Since the February 8 election, analysts had flagged the upcoming vacancies of two BoJ board seats as an early test of Takaichi’s stance on monetary policy and her determination to shape the central bank’s decision-making. Read what economists said about the prime minister’s picks.
Here’s what else we’re keeping tabs on today:
Economic data: Japan publishes trade statistics while Singapore reports January industrial production data.
Mark Carney in India: The Canadian prime minister visits Mumbai, where he will meet Indian counterpart Narendra Modi, before travelling to Australia and Japan.
Monetary policy: The Bank of Korea is expected to keep rates unchanged at today’s policy meeting.
Results: Qantas Airways and Hong Kong Exchanges and Clearing report results.
Five more top stories
1. Iranian officials are threatening to escalate any conflict with the US in the wake of an American attack, indicating they will reconsider the Islamic republic’s doctrine of limiting retaliation to contain confrontations with Washington. A regime insider in Tehran told the FT that Iran had shifted to a strategy designed to impose tangible costs on American forces and assets if conflict erupts.
2. German Chancellor Friedrich Merz has urged China’s President Xi Jinping to reset trading relations between the EU and Beijing amid growing tensions. In their meeting, Xi portrayed China as a champion of the multilateral world order and supporter of European efforts to become less dependent on the US. Read more about Merz’s visit to Beijing.
3. Nvidia beat Wall Street’s estimates yesterday as the continuing boom in AI infrastructure propelled the world’s most valuable company past $200bn in annual revenue and $100bn in net income for the first time. Shares of the chip giant rose 3 per cent in after-hours trading immediately after the announcement.
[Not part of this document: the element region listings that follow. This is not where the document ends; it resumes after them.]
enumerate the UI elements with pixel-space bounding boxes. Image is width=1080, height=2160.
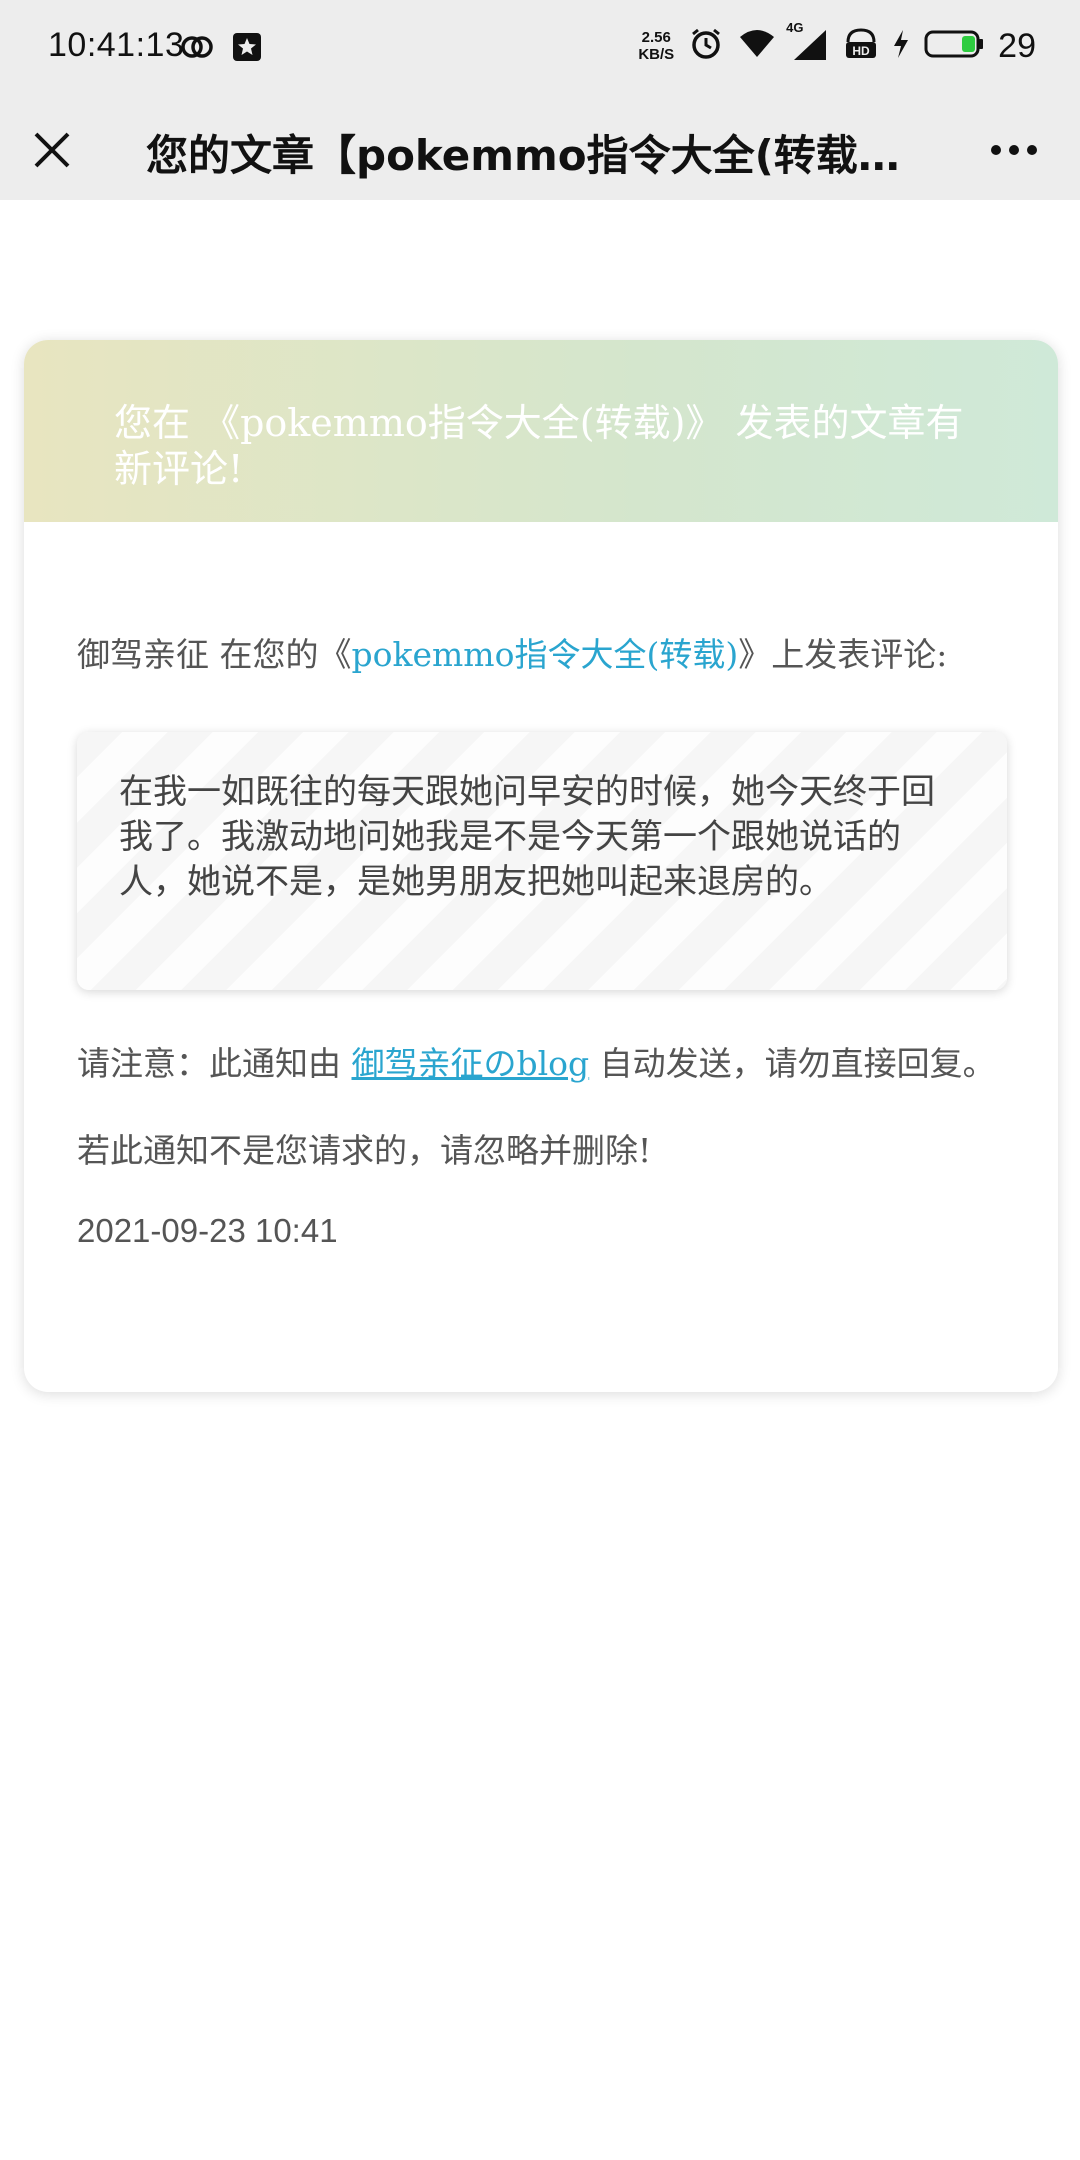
- hd-icon: HD: [844, 26, 878, 66]
- screen: 10:41:13 2.56 KB/S 4G HD 29 您的文章【pokemmo…: [0, 0, 1080, 2160]
- comment-intro-suffix: 》上发表评论:: [738, 635, 948, 674]
- card-body: 御驾亲征 在您的《pokemmo指令大全(转载)》上发表评论: 在我一如既往的每…: [24, 628, 1058, 1250]
- notification-date: 2021-09-23 10:41: [77, 1212, 338, 1249]
- charging-icon: [892, 28, 910, 64]
- status-bar: 10:41:13 2.56 KB/S 4G HD 29: [0, 0, 1080, 100]
- more-button[interactable]: [984, 128, 1044, 172]
- notice-text: 请注意：此通知由 御驾亲征のblog 自动发送，请勿直接回复。: [77, 1044, 1005, 1084]
- ignore-text: 若此通知不是您请求的，请忽略并删除!: [77, 1131, 652, 1170]
- article-link[interactable]: pokemmo指令大全(转载): [352, 635, 739, 674]
- title-bar: 您的文章【pokemmo指令大全(转载)】…: [0, 100, 1080, 200]
- close-button[interactable]: [24, 122, 80, 178]
- network-speed-unit: KB/S: [638, 46, 675, 63]
- status-right-icons: 2.56 KB/S 4G HD 29: [638, 20, 1036, 66]
- alarm-icon: [688, 26, 724, 66]
- wifi-icon: [738, 27, 776, 65]
- network-speed: 2.56 KB/S: [638, 29, 674, 63]
- comment-intro: 御驾亲征 在您的《pokemmo指令大全(转载)》上发表评论:: [77, 628, 1005, 676]
- notice-suffix: 自动发送，请勿直接回复。: [589, 1044, 996, 1083]
- blog-link[interactable]: 御驾亲征のblog: [352, 1044, 590, 1083]
- network-type: 4G: [786, 20, 804, 35]
- page-title: 您的文章【pokemmo指令大全(转载)】…: [146, 131, 916, 180]
- svg-text:HD: HD: [853, 44, 871, 58]
- signal-icon: 4G: [786, 20, 830, 66]
- comment-author: 御驾亲征: [77, 635, 209, 674]
- notification-card: 您在 《pokemmo指令大全(转载)》 发表的文章有新评论! 御驾亲征 在您的…: [24, 340, 1058, 1392]
- battery-icon: [924, 29, 984, 63]
- card-header: 您在 《pokemmo指令大全(转载)》 发表的文章有新评论!: [24, 340, 1058, 522]
- comment-intro-prefix: 在您的《: [209, 635, 352, 674]
- more-options-icon: [991, 145, 1037, 155]
- card-header-text: 您在 《pokemmo指令大全(转载)》 发表的文章有新评论!: [114, 401, 964, 491]
- comment-text: 在我一如既往的每天跟她问早安的时候，她今天终于回我了。我激动地问她我是不是今天第…: [119, 772, 935, 902]
- link-icon: [180, 30, 214, 68]
- star-notification-icon: [230, 30, 264, 68]
- comment-quote-box: 在我一如既往的每天跟她问早安的时候，她今天终于回我了。我激动地问她我是不是今天第…: [77, 732, 1007, 990]
- status-left-icons: [180, 30, 264, 68]
- notice-prefix: 请注意：此通知由: [77, 1044, 352, 1083]
- status-time: 10:41:13: [48, 26, 185, 64]
- close-icon: [34, 132, 70, 168]
- battery-level: 29: [998, 26, 1036, 65]
- network-speed-value: 2.56: [641, 29, 671, 46]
4. Democratic lawmakers in Congress have launched an investigation into allegations that the US Department of Justice withheld files from the Jeffrey Epstein investigation in which a minor accused Trump of sexual abuse. Here are more details.
5. South Korea has passed a crucial corporate reform bill aimed at improving shareholder returns, giving a further boost to the world’s best-performing stock market this year. The law ends a practice that investors say has helped owner families maintain control over their conglomerates at the expense of minority shareholders.
The Big Read

For more than two decades, India has been pivoting towards the US, building a partnership with Washington that has ranged from nuclear energy to technology and defence. But now, stung by Trump’s volatile foreign policies, New Delhi is seeking to hedge its bets.
We’re also reading . . .
Chart of the day
South Korea’s fertility rate has climbed for a second consecutive year, bucking a long-term trend of population decline that has plunged the country into one of the world’s worst demographic crises.
Take a break from the news . . .
Lloyd Blankfein is descended from Yiddish-speaking Jews and went to a rough school in Brooklyn, but made it to Harvard and on to lead Goldman Sachs through the financial crisis. Streetwise, his memoir, is an insider’s guide to when the financial industry spun out of control before nearly collapsing.